Judd Vinet: Time is a huge one. Arch doesn't pay any bills for myself or other developers, so we typically can't work on it during the "make some real money" hours of the day. Lately I've been doing contract work, so I shift my schedule to try to be available during the days, but it's still tough to keep up.
The growth of the community and userbase means more bugs, more feature requests, more lines of communication, and more PR work. Somewhat surprisingly, the development team has met this growth head on and we've handled it quite well. We've always been wary of growing too fast and I think that's been a good thing.
Jan de Groot: Time and motivation. We're not getting payed for our work and lately I've been very busy with other things.

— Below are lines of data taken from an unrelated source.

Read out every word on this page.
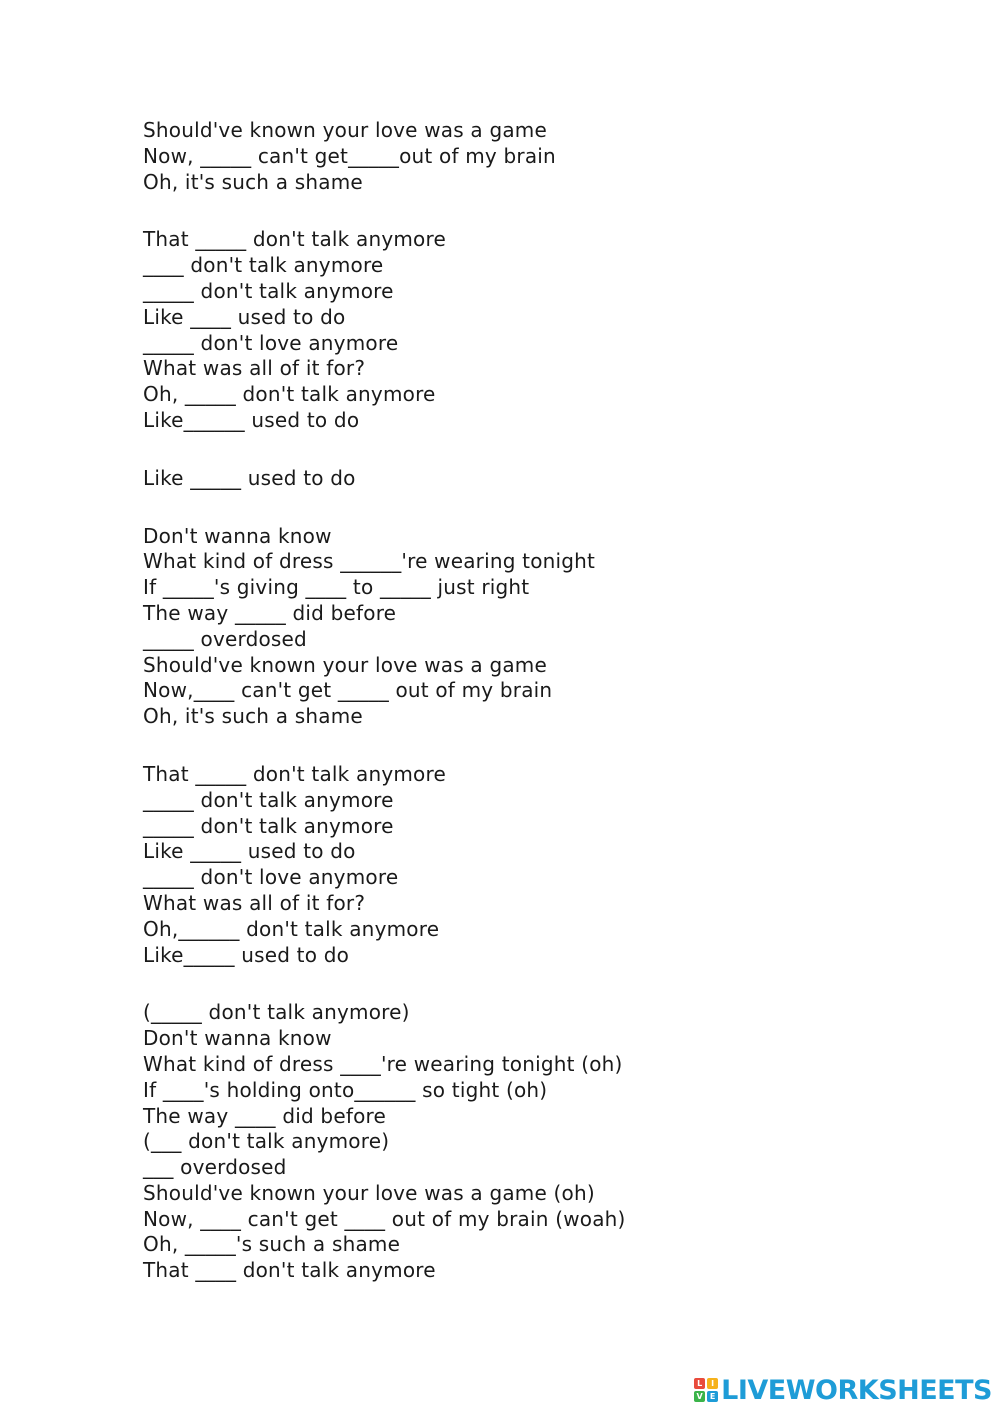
Should've known your love was a game
Now, _____ can't get_____out of my brain
Oh, it's such a shame
That _____ don't talk anymore
____ don't talk anymore
_____ don't talk anymore
Like ____ used to do
_____ don't love anymore
What was all of it for?
Oh, _____ don't talk anymore
Like______ used to do
Like _____ used to do
Don't wanna know
What kind of dress ______'re wearing tonight
If _____'s giving ____ to _____ just right
The way _____ did before
_____ overdosed
Should've known your love was a game
Now,____ can't get _____ out of my brain
Oh, it's such a shame
That _____ don't talk anymore
_____ don't talk anymore
_____ don't talk anymore
Like _____ used to do
_____ don't love anymore
What was all of it for?
Oh,______ don't talk anymore
Like_____ used to do
(_____ don't talk anymore)
Don't wanna know
What kind of dress ____'re wearing tonight (oh)
If ____'s holding onto______ so tight (oh)
The way ____ did before
(___ don't talk anymore)
___ overdosed
Should've known your love was a game (oh)
Now, ____ can't get ____ out of my brain (woah)
Oh, _____'s such a shame
That ____ don't talk anymore
L	I
V E LIVEWORKSHEETS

Tobias Kieslich: Speaking of general things, time is a limiting factor. Beside some real life and pay the bills kind of work that needs to be done, I wish I could spent more time on ArchLinux. And sometimes it's hard to make a decision to do some package improvement or to take the guitar and play some tunes.
On a more technical sides, API changes are always a challenge. Was it the freetype2 header change some times ago, that required to touch many packages to include the headers correctly, or most recently the db package with the transaction support. One always run into the risk to break packages. Meanwhile we have the testing repository, to catch much of this trouble before it goes online. But the work needs to be done nevertheless.

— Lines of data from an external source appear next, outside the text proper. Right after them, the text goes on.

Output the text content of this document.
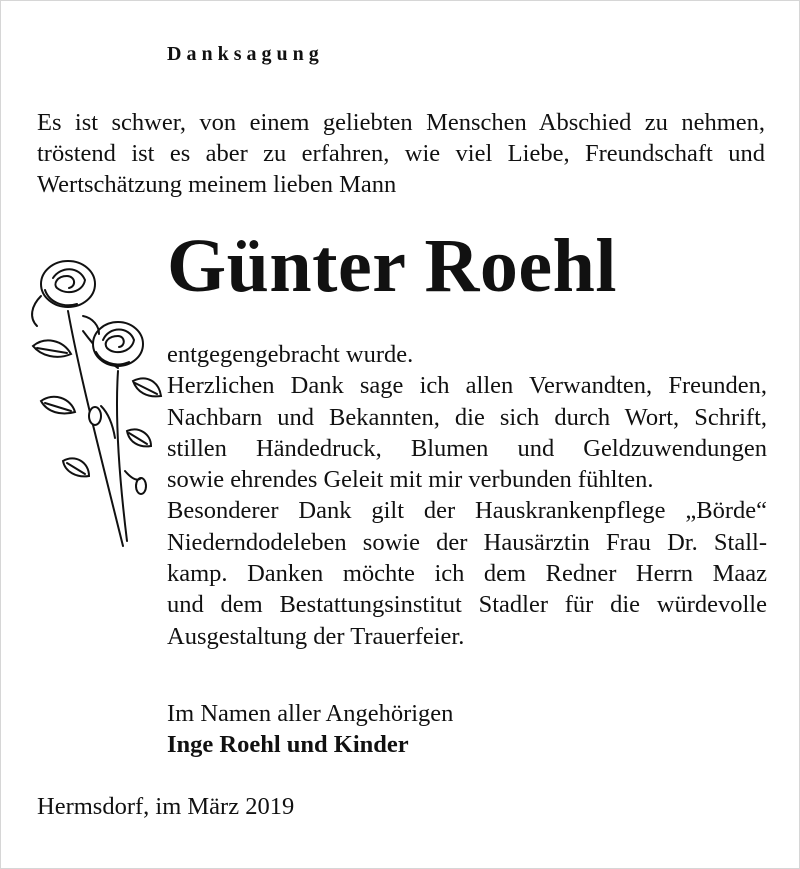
Danksagung
Es ist schwer, von einem geliebten Menschen Abschied zu nehmen,
tröstend ist es aber zu erfahren, wie viel Liebe, Freundschaft und
Wertschätzung meinem lieben Mann
Günter Roehl
entgegengebracht wurde.
Herzlichen Dank sage ich allen Verwandten, Freunden,
Nachbarn und Bekannten, die sich durch Wort, Schrift,
stillen Händedruck, Blumen und Geldzuwendungen
sowie ehrendes Geleit mit mir verbunden fühlten.
Besonderer Dank gilt der Hauskrankenpflege „Börde“
Niederndodeleben sowie der Hausärztin Frau Dr. Stall-
kamp. Danken möchte ich dem Redner Herrn Maaz
und dem Bestattungsinstitut Stadler für die würdevolle
Ausgestaltung der Trauerfeier.
Im Namen aller Angehörigen
Inge Roehl und Kinder
Hermsdorf, im März 2019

Damir Perisa: One of the challenges to me is to provide many good scientific software to the community. One of the points to solve was, that we lacked the GNU fortran compiler and some packages like octave and R do not really like to be compiled with f2c. Since we have gcc-g77 now in the repositories, this challenge is now easier to face.
A not yet solved challenge is to find a standardised way to handle additional java software. Also i plan to write on the documentation, but besides university and other activities i hardly can find some time to spend on it.
Dale Blount: Time. Since we're all volunteers our "real jobs" come first and sometimes we're found lacking the needed time to update packages and to improve Arch.
Jason Chu: Keeping interest. Previously I maintained way too many packages that I didn't use. Each person has a set of packages that are their need-to-have set. If you maintain too many need-to-have packages, you find you're always rushing to get things done. Very tiring.
Tobias Powalowski: Time is the most important factor. We are not full Arch workers and all have their own jobs, studies and so on. We give our best to make Arch as up to date and stable as possible.
The most problems are when a package will not compile anymore and you will have to search for patches or write the patch on your own. Or you have to look for ways that people can have a clean update of their systems, without getting too much trouble while updating.
Aurelien Foret: Time! I'm not working on Arch for a living, and as consequence I have to find a balance between the time I devote to Arch and my social life.
Arjan Timmerman: The biggest challenge is finding the time to do school/archlinux and World of Warcraft.